Kemenparekraf menerangkan khusus tentang sustainable tourism. Ia merupakan konsep wisata dengan dampak positif jangka panjang, terhadap lingkungan, sosial, budaya, dan ekonomi setempat maupun pengunjung (ditafsirkan dari sini).
Semangat yang bertujuan mencapai pengembangan perjalanan dan pariwisata berkelanjutan. Kehendak itu memerlukan peran berbagai pihak, seperti pengembang destinasi wisata, organisasi terkait perjalanan, industri wisata secara keseluruhan, serta individual wisatawan.

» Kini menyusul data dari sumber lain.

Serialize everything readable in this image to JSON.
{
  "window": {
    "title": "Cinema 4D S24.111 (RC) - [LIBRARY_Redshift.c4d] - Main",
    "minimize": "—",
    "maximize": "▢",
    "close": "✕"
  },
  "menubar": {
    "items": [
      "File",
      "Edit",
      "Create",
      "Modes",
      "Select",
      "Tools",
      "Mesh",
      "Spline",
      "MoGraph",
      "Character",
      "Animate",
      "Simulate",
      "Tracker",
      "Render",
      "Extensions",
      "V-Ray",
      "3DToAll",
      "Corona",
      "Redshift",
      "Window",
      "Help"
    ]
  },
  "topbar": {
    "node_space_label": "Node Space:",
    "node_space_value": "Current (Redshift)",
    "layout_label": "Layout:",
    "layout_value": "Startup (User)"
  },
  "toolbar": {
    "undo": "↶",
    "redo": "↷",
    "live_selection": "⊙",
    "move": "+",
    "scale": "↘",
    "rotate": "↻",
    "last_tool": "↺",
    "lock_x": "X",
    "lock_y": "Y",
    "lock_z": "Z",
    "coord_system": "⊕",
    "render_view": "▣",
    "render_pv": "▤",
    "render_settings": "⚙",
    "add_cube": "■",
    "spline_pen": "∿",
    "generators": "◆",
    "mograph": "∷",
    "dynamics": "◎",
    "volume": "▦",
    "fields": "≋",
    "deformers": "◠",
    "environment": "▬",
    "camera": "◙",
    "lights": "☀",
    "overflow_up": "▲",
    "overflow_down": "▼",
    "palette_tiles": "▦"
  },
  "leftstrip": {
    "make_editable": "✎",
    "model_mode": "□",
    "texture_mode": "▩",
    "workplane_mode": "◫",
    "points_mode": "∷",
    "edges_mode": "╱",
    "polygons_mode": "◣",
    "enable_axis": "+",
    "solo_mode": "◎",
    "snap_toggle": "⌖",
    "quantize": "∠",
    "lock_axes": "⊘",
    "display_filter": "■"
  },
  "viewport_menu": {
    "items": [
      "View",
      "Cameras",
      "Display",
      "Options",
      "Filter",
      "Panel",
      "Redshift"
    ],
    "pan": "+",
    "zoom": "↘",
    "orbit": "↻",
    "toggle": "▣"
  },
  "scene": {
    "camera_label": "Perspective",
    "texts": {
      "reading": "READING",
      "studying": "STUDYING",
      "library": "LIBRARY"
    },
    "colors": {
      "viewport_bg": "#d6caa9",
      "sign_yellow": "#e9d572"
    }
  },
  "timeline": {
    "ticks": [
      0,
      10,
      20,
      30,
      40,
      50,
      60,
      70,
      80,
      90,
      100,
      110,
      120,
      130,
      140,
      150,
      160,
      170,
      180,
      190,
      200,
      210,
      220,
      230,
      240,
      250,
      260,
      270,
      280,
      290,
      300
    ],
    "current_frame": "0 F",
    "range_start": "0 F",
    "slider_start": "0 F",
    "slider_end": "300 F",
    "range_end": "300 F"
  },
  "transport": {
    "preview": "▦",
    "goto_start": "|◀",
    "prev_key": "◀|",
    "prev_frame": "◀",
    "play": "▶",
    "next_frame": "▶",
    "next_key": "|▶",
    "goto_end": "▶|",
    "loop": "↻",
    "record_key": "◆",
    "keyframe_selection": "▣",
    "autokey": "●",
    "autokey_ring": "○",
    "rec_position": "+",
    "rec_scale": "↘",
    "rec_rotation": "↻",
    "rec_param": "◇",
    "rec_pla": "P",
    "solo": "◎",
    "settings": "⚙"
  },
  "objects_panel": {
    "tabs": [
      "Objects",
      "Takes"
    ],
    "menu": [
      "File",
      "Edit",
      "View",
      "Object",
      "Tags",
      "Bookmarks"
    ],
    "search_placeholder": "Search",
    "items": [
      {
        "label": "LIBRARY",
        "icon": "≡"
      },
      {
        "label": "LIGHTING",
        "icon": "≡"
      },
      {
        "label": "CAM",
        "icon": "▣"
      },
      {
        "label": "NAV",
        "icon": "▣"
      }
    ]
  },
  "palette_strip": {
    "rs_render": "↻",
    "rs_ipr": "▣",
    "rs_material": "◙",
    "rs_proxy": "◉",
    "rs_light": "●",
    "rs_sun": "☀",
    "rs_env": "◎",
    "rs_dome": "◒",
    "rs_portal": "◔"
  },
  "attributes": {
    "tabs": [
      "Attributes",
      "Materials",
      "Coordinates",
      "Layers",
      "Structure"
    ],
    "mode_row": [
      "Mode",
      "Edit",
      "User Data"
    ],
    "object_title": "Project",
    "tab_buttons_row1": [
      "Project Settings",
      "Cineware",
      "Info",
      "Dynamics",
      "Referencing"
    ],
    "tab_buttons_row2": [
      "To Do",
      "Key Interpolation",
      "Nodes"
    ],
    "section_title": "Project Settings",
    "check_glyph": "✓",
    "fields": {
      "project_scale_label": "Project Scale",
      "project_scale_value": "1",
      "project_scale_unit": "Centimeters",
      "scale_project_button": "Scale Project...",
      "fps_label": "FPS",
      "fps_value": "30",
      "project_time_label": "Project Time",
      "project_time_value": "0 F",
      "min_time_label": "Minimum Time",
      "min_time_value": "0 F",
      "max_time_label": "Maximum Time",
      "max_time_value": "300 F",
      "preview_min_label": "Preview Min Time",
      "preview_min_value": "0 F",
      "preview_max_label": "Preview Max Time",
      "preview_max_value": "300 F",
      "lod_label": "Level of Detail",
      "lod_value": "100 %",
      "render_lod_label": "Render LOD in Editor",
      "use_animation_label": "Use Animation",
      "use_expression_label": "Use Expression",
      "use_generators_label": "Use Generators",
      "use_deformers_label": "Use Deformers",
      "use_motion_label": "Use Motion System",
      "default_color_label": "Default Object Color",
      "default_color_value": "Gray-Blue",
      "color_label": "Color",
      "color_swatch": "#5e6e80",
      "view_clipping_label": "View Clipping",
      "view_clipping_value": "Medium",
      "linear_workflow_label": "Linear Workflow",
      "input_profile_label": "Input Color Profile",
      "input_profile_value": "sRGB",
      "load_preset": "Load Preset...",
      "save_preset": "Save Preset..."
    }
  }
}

Individual pelancong bertanggung jawab atas pilihan-pilihan mereka dan dampaknya terhadap masyarakat berikut lingkungannya (sumber).
Wisatawan meminimalkan dampak negatif terhadap lingkungan, sosial, dan keekonomian setempat. Menghasilkan manfaat ekonomi lebih baik, berperan dalam peningkatan kesejahteraan, menjaga kelestarian alam dan warisan (heritage)Â kultural, bahkan membangun komunikasi menyejukkan dengan warga lokal.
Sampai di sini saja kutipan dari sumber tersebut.